Nate and I got married this past July in Chicago.
After months of planning and more than a few stressful moments, it was a perfect day. We wrote our own vows and designed the ceremony with our officiant (a friend), so it felt unique and specific to us.
The wedding planning got tricky when we went to register for gifts. Don't get me wrong, I would have loved to run through a big department store with that tagger gun beeping all the things that looked good.
But we were just 6 months away from embarking on our trip around the world, and we had already started the process of downsizing our possessions and getting rid of stuff.
By the time we left, we'd sold, gifted or donated everything we owned except for a few boxes of clothes, some nice kitchen knives and our dog, Lily. At times the process was difficult, but it was also very rewarding.
Knowing that we were purging all of our worldly possessions, we couldn't in good conscience register for new stuff. And we didn't want to do all of the downsizing just to get new wedding gifts and have to store them in my parents' basement for a year.

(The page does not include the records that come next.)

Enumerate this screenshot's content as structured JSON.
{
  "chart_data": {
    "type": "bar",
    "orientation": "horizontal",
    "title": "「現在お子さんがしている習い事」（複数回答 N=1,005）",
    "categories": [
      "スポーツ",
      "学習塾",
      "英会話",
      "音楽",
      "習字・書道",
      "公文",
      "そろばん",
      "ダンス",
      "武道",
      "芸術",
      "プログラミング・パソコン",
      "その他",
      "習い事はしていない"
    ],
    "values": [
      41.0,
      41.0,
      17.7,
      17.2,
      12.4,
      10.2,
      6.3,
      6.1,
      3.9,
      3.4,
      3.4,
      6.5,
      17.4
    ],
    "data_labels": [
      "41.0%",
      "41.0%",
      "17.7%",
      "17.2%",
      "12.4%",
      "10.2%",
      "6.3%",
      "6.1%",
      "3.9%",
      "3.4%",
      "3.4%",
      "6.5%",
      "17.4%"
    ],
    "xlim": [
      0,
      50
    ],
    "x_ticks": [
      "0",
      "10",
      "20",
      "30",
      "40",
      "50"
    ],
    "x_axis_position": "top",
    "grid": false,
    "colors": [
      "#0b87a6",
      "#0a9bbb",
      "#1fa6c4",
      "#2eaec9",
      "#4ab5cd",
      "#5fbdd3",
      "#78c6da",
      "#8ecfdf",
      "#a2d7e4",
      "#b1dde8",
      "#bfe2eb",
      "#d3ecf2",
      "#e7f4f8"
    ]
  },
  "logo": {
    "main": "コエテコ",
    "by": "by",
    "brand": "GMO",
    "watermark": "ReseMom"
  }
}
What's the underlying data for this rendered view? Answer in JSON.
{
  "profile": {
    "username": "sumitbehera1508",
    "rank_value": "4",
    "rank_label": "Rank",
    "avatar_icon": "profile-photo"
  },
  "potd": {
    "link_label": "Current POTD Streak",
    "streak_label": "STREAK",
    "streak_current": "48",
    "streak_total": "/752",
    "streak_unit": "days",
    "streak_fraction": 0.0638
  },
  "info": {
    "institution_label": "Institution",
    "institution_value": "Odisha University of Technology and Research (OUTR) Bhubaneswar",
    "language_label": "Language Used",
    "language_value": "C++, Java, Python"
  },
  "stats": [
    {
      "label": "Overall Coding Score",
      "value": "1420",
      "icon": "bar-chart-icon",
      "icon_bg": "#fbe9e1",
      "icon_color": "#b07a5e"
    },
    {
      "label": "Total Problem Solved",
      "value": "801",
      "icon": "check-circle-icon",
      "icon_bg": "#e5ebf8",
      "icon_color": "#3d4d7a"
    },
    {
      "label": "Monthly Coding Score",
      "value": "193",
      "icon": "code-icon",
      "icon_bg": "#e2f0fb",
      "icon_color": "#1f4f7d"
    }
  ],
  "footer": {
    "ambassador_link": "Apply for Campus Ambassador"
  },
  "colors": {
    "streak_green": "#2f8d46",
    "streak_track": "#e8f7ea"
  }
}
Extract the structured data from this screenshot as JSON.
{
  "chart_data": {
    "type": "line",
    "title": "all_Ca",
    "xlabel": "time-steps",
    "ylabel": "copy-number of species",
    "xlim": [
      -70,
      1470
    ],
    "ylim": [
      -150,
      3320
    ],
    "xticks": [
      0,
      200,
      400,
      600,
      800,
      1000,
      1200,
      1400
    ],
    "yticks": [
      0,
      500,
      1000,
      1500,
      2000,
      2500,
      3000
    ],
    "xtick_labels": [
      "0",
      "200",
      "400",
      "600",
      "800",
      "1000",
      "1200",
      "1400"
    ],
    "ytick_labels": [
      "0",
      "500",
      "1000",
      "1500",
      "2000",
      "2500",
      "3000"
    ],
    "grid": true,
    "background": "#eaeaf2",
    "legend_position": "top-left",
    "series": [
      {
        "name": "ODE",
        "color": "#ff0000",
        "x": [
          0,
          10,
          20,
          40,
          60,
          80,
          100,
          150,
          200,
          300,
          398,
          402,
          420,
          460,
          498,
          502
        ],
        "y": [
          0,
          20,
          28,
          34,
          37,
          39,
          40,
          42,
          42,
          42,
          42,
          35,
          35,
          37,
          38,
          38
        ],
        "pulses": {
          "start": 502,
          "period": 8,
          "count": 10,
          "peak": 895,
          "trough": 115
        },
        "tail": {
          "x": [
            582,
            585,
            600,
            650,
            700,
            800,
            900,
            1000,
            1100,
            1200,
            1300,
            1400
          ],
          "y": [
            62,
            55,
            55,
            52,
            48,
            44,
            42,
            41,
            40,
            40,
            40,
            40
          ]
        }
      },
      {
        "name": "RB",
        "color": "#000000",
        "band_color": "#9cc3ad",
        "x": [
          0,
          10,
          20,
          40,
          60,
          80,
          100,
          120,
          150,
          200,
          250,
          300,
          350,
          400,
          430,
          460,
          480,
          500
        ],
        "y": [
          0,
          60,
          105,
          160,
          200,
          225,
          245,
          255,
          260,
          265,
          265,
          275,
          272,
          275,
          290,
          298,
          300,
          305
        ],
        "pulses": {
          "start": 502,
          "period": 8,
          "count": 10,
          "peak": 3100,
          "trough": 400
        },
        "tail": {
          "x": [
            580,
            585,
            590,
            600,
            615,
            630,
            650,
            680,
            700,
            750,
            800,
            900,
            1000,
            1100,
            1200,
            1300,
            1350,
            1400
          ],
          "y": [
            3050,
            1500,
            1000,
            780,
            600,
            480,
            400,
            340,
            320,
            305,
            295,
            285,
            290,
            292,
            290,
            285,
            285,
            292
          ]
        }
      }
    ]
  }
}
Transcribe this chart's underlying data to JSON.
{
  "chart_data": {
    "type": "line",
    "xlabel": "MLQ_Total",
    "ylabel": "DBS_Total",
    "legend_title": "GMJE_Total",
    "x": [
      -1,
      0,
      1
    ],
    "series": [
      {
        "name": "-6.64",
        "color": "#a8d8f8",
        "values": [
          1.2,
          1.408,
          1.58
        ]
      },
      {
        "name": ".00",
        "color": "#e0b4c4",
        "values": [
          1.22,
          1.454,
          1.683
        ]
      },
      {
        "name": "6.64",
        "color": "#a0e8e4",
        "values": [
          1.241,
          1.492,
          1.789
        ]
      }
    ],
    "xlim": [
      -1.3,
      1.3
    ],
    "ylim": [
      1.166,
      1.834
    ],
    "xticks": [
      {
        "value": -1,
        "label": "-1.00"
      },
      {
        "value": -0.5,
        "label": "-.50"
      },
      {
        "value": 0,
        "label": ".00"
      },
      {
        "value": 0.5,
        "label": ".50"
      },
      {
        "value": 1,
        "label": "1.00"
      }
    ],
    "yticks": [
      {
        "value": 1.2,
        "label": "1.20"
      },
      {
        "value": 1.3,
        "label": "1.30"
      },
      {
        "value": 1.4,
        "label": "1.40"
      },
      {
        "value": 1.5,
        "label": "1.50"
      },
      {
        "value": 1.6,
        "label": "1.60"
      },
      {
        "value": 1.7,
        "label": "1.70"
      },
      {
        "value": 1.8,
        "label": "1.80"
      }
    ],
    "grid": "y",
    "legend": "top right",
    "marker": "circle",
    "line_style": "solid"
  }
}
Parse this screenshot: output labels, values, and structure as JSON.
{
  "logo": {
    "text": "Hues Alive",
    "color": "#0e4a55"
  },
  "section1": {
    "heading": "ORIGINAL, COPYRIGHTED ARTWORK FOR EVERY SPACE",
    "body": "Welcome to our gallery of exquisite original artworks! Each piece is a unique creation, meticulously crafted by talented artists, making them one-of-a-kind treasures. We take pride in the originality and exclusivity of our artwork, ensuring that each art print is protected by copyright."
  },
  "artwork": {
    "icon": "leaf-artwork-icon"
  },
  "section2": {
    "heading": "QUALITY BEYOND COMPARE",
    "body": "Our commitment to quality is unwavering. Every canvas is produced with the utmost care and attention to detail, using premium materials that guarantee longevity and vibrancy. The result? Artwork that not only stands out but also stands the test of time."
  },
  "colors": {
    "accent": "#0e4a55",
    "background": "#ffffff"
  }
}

We also knew that upon our return, we'd be moving across the country, so the idea of hauling all of that new stuff from Chicago to Georgia (where my parents live) and then Georgia to Colorado (where we're planning to move) just felt like too much work.
So that left us with a few options.
Nate and I are experience people. We appreciate nice stuff, but we'd both rather have a memorable experience than get something that comes in a box.
When it came to registering for wedding gifts, we opted to use Honeyfund, an online platform that allows wedding guests to fund honeymoon experiences, house down payments, even charity giving instead of purchasing physical gifts.
I know people have conflicting feelings about asking for money instead of going the traditional registry route.
When the Chicago Sun-Times covered all of the crazy ways we saved for this trip, a negative commenter took to the Internet to tell us how tacky they thought it was that we requested cash in lieu of registered gifts.
In the end, it was the best decision for us.
Our wedding guests got to select from a number of amazing experiences all over the world. Friends and family gifted us cooking classes in France, a food tour in India and surf lessons in Peru (which we're using for a weeklong surf camp in a few weeks!). We've already used the Spanish lessons in Cuenca and booked another family member's gift of a trek to Machu Picchu.
Although it was just one of the many things we did to earn and save $75,000 to travel, every little bit helped, and we're here on this trip of a lifetime in part due to that choice.
In planning ours, I learned that people can get really opinionated about weddings. And things get heated fast.
It's so easy to get swept up into other people's expectations for what the experience should look and feel like. I remember myself losing sleep wondering exactly what kind of table runners represent us as a couple.
In the end, that stuff doesn't matter. Some people will have opinions about how you planned and whether you did it the "right way," but in the end, we planned a wedding that felt the most like us with the people who loved us regardless of the details.